Adickes struggled with the decision before ultimately settling on surgery to install a pacemaker, in part because he didn’t want to burden his family.

“Running is something I love, but it’s not who I am,” he said. “It’s something I do.”

But even that was suddenly in question. Doctors gave him just a 2 percent chance of resuming his passion. Adickes held onto the slim margin of hope throughout a lengthy recovery that extended eight months. He eventually earned clearance to run in time to participate in the final race of his senior season. However, his return was marred by something similar to a mild heart attack. The unexpected setback was devastating.

 “Looking back, I realize I was naive,” Adickes said. “I thought everything was set in stone. I had college and everything planned out.
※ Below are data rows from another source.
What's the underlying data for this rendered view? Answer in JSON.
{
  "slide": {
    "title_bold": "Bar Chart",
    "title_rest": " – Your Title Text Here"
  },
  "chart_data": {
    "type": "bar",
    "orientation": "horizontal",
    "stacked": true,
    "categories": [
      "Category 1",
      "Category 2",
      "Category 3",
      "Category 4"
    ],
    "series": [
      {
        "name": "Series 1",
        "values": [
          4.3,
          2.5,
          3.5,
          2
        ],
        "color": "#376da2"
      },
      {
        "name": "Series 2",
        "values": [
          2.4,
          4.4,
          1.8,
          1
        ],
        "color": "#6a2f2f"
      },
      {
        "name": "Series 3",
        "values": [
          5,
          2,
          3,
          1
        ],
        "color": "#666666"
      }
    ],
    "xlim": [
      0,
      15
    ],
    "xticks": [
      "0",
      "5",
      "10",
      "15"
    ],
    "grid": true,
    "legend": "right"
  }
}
This taught me that anything can happen on any given day. There were times when I did give up on running a little bit because things looked so bleak.”

But Adickes did find his rhythm again, through hard work and determination. After a year at St. Joseph’s (New York), where he was an all-Skyline Conference pick, he transferred to Plattsburgh State.
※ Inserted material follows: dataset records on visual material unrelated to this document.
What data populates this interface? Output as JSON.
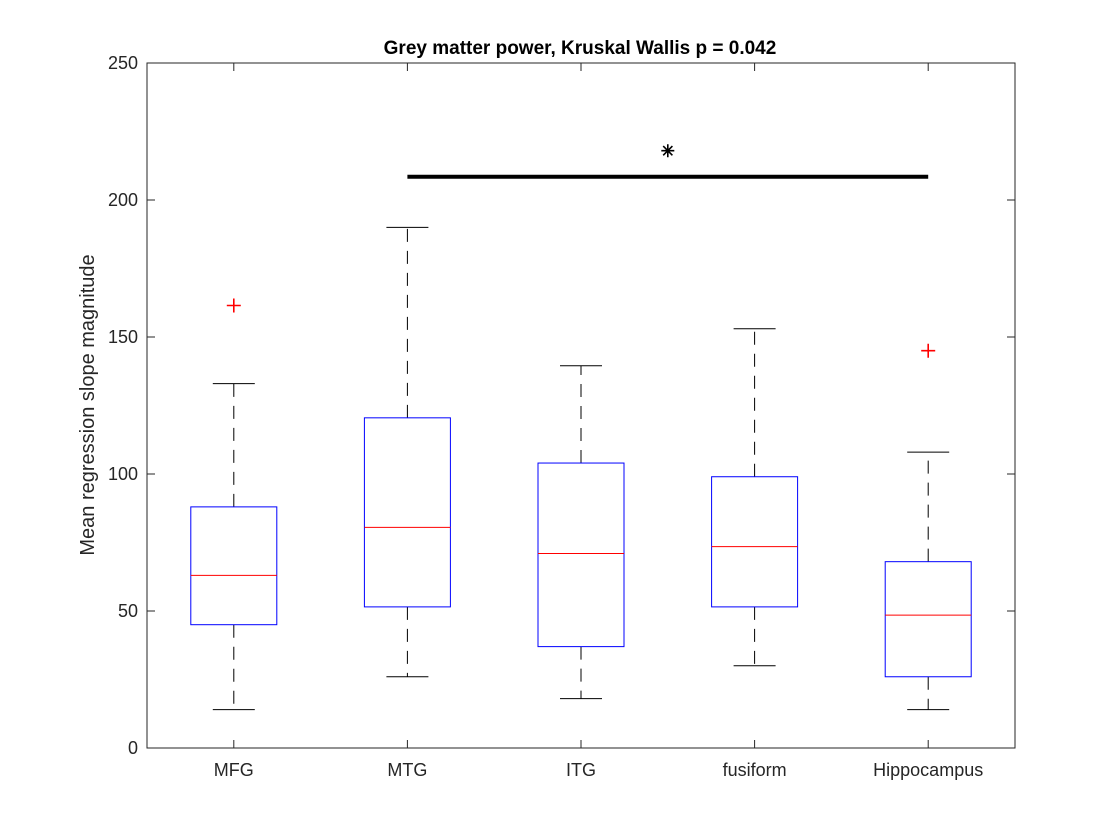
{
  "chart_data": {
    "type": "box",
    "title": "Grey matter power, Kruskal Wallis p = 0.042",
    "xlabel": "",
    "ylabel": "Mean regression slope magnitude",
    "ylim": [
      0,
      250
    ],
    "yticks": [
      0,
      50,
      100,
      150,
      200,
      250
    ],
    "ytick_labels": [
      "0",
      "50",
      "100",
      "150",
      "200",
      "250"
    ],
    "categories": [
      "MFG",
      "MTG",
      "ITG",
      "fusiform",
      "Hippocampus"
    ],
    "boxes": [
      {
        "category": "MFG",
        "whisker_low": 14,
        "q1": 45,
        "median": 63,
        "q3": 88,
        "whisker_high": 133,
        "outliers": [
          161.5
        ]
      },
      {
        "category": "MTG",
        "whisker_low": 26,
        "q1": 51.5,
        "median": 80.5,
        "q3": 120.5,
        "whisker_high": 190,
        "outliers": []
      },
      {
        "category": "ITG",
        "whisker_low": 18,
        "q1": 37,
        "median": 71,
        "q3": 104,
        "whisker_high": 139.5,
        "outliers": []
      },
      {
        "category": "fusiform",
        "whisker_low": 30,
        "q1": 51.5,
        "median": 73.5,
        "q3": 99,
        "whisker_high": 153,
        "outliers": []
      },
      {
        "category": "Hippocampus",
        "whisker_low": 14,
        "q1": 26,
        "median": 48.5,
        "q3": 68,
        "whisker_high": 108,
        "outliers": [
          145
        ]
      }
    ],
    "significance": {
      "from": "MTG",
      "to": "Hippocampus",
      "y": 208.5,
      "marker": "*",
      "marker_y": 218
    },
    "colors": {
      "box": "#0000ff",
      "median": "#ff0000",
      "whisker": "#000000",
      "outlier": "#ff0000",
      "axis": "#262626",
      "bar": "#000000"
    },
    "grid": false,
    "legend": "none"
  }
}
These days, Adickes runs with a new appreciation for life, but he has retained the same giving spirit. He volunteers his time helping train autistic and disabled children to run, and he readily serves as a speaker sharing with younger students the importance of earning an education.

He also has friends who are battling cancer, and they serve as his inspiration as he actively raises funds to help find a cure.

“It turns out I’m better off than some people, and I should be grateful for that,” he said. “Here I can have a device that gets put in and I can live on and help people. Those are the people who really inspired me to stick with it and persevere through all the events and obstacles that life throws at you.”

Though he’s unlikely to forget all the lessons he learned from his ordeal, with the help of his grandmother, he designed a tattoo to remind him just how far he has come. The tattoo – written in kanji, Chinese characters used in Japanese writing – is composed of three simple, but powerful words: faith, strength, perseverance.

“These are my three mantras that I live by,” said Adickes. “You have to learn how to work with very little and turn it into very much. Very little is needed to live a happy life, I find.”

Adickes is a math and physics double major at Plattsburgh State also pursuing minors in coaching and athletic training. He aspires to teach and coach.